La Roja espagnole s’est qualifiée pour les demi-finales de la Coupe du monde 2026 en battant les Diables rouges de la Belgique (2-1), vendredi au SoFi Stadium d’Inglewood (États-Unis), dans une rencontre comptant pour les quarts de finale du tournoi coorganisé par les États-Unis, le Canada et le Mexique.
Après l’ouverture du score de Fabián Ruiz à la 30e minute, la Belgique a rapidement égalisé grâce à Charles De Ketelaere (41e), servi par Timothy Castagne. Alors que les deux équipes semblaient se diriger vers la prolongation, Mikel Merino a délivré la Roja à la 88e minute en inscrivant le but de la qualification.
En conférence de presse, le sélectionneur espagnol Luis de la Fuente a d’abord tenu à rendre hommage aux victimes d’un tragique incendie à Almería ainsi qu’à la famille du photographe Ángel Martínez, dont la mère est décédée pendant la rencontre.
La vie continue, mais nous adressons nos plus sincères condoléances à toutes les familles touchées.
Heureux de voir l’Espagne retrouver le dernier carré d’une Coupe du monde pour la première fois depuis son sacre de 2010, le technicien a toutefois insisté sur la force du collectif.
Ce qui est important, c’est le collectif. Peu importe que l’on débute le match ou que l’on joue les cinq dernières minutes. Chacun a une mission et tous sont essentiels.

Interrogé sur la titularisation de Fabián Ruiz à la place de Pedri, ainsi que sur l’entrée décisive de Mikel Merino, auteur du but victorieux, De la Fuente a pleinement assumé ses choix.

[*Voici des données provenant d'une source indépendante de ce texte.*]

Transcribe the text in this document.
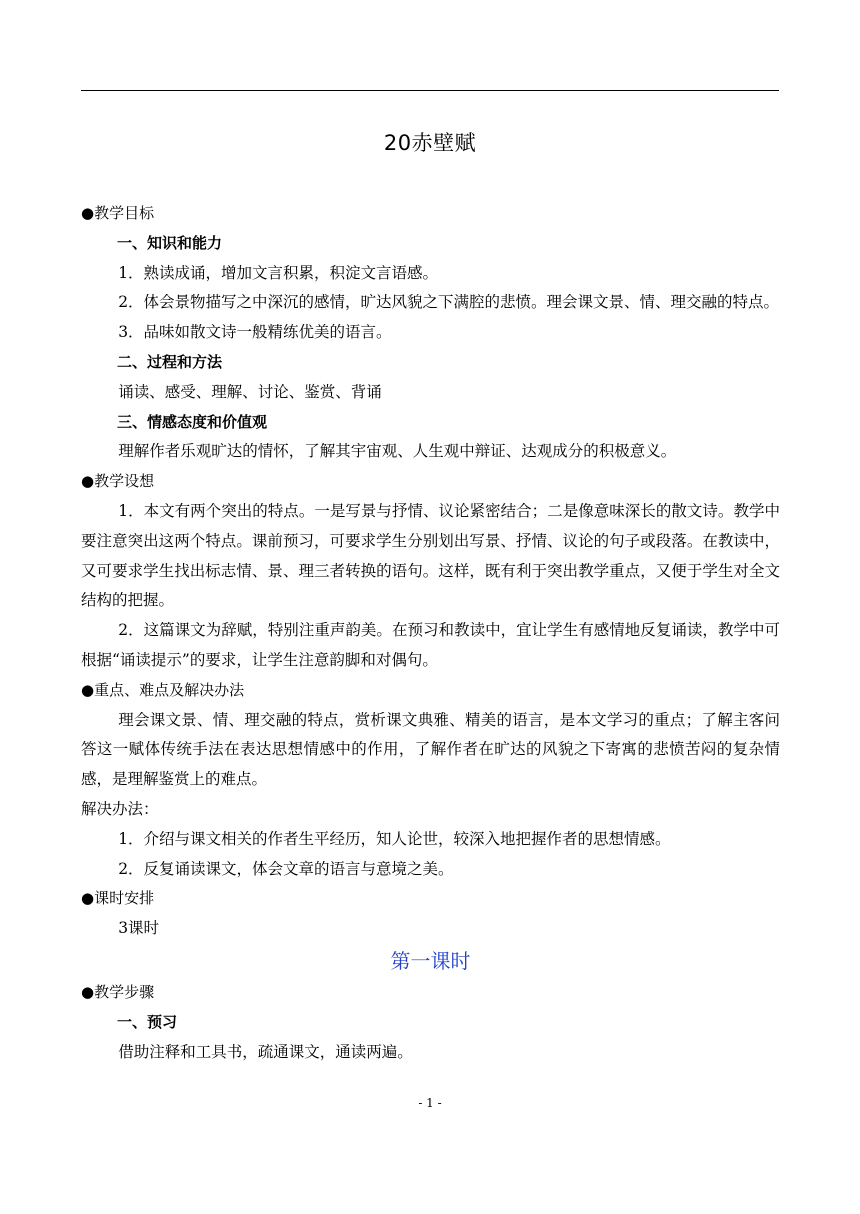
20赤壁赋

●教学目标

一、知识和能力

1．熟读成诵，增加文言积累，积淀文言语感。

2．体会景物描写之中深沉的感情，旷达风貌之下满腔的悲愤。理会课文景、情、理交融的特点。

3．品味如散文诗一般精练优美的语言。

二、过程和方法

诵读、感受、理解、讨论、鉴赏、背诵

三、情感态度和价值观

理解作者乐观旷达的情怀，了解其宇宙观、人生观中辩证、达观成分的积极意义。

●教学设想

1．本文有两个突出的特点。一是写景与抒情、议论紧密结合；二是像意味深长的散文诗。教学中要注意突出这两个特点。课前预习，可要求学生分别划出写景、抒情、议论的句子或段落。在教读中，又可要求学生找出标志情、景、理三者转换的语句。这样，既有利于突出教学重点，又便于学生对全文结构的把握。

2．这篇课文为辞赋，特别注重声韵美。在预习和教读中，宜让学生有感情地反复诵读，教学中可根据“诵读提示”的要求，让学生注意韵脚和对偶句。

●重点、难点及解决办法

理会课文景、情、理交融的特点，赏析课文典雅、精美的语言，是本文学习的重点；了解主客问答这一赋体传统手法在表达思想情感中的作用，了解作者在旷达的风貌之下寄寓的悲愤苦闷的复杂情感，是理解鉴赏上的难点。

解决办法：

1．介绍与课文相关的作者生平经历，知人论世，较深入地把握作者的思想情感。

2．反复诵读课文，体会文章的语言与意境之美。

●课时安排

3课时

第一课时

●教学步骤

一、预习

借助注释和工具书，疏通课文，通读两遍。

- 1 -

Nos décisions sont le fruit d’analyses approfondies de l’adversaire et des caractéristiques de nos joueurs. Elles ne sont jamais improvisées.
Le sélectionneur a également expliqué que l’entrée de Pedri correspondait au moment du match où son profil pouvait apporter le plus à l’équipe.

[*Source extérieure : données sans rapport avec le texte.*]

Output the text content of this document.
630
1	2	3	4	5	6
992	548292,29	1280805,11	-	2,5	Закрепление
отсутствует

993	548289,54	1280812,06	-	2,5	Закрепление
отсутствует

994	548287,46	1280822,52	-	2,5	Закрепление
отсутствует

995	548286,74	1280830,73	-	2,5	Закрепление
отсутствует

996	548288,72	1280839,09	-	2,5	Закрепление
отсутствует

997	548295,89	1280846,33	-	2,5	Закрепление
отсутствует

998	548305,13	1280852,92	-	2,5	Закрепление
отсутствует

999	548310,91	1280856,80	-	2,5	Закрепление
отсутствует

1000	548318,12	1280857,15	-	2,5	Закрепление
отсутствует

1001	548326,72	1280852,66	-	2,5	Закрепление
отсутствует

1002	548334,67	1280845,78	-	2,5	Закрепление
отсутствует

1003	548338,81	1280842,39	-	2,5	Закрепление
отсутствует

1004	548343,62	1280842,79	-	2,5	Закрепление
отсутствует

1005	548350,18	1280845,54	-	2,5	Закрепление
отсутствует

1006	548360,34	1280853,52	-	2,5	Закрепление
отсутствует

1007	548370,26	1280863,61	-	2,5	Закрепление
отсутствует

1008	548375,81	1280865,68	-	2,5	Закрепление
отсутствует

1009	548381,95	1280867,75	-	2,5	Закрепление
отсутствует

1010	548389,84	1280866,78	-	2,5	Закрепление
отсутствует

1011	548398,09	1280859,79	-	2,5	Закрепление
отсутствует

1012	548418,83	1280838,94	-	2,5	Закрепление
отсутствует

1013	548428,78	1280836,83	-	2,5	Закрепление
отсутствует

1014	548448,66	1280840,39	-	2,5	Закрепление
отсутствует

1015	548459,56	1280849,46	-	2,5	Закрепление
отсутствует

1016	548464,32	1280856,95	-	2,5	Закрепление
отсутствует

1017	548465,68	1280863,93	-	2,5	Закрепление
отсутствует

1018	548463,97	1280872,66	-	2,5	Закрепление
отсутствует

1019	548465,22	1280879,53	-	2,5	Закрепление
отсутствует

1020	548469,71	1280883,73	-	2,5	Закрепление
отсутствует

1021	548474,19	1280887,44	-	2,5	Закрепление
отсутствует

Déjà tourné vers la demi-finale face à la France, Luis de la Fuente a salué la qualité des Bleus, sans pour autant afficher le moindre complexe.
La France possède un potentiel extraordinaire, mais nous aussi. Les deux dernières fois où quelqu’un a battu la France en demi-finale, c’était l’Espagne.
Il s’attend à une confrontation de très haut niveau qui exigera la meilleure version de son équipe.
Le technicien espagnol a également souligné l’excellent état d’esprit qui règne au sein de son groupe.
Nous sélectionnons non seulement les meilleurs joueurs du monde, mais aussi les meilleures personnes. Le respect est la base de tout dans cette sélection.
Selon lui, cette cohésion explique l’absence de frustrations chez les remplaçants, chacun étant prêt à servir le collectif avant ses intérêts personnels.
Enfin, interrogé sur son calme dans les dernières minutes alors que le match pouvait basculer en prolongation, De la Fuente a répondu avec humour :
Je regarde derrière moi, je vois Mikel Merino, et je suis très tranquille.

Avant de conclure :
Cette tranquillité vient de la confiance que j’ai dans mes joueurs, dans leur talent et dans leur qualité humaine. C’est cela qui donne de la force à cette équipe.
Pour sa première demi-finale mondiale depuis son titre en Afrique du Sud en 2010, l’Espagne défiera mardi prochain, à Arlington, la France de Didier Deschamps avec une place en finale en ligne de mire.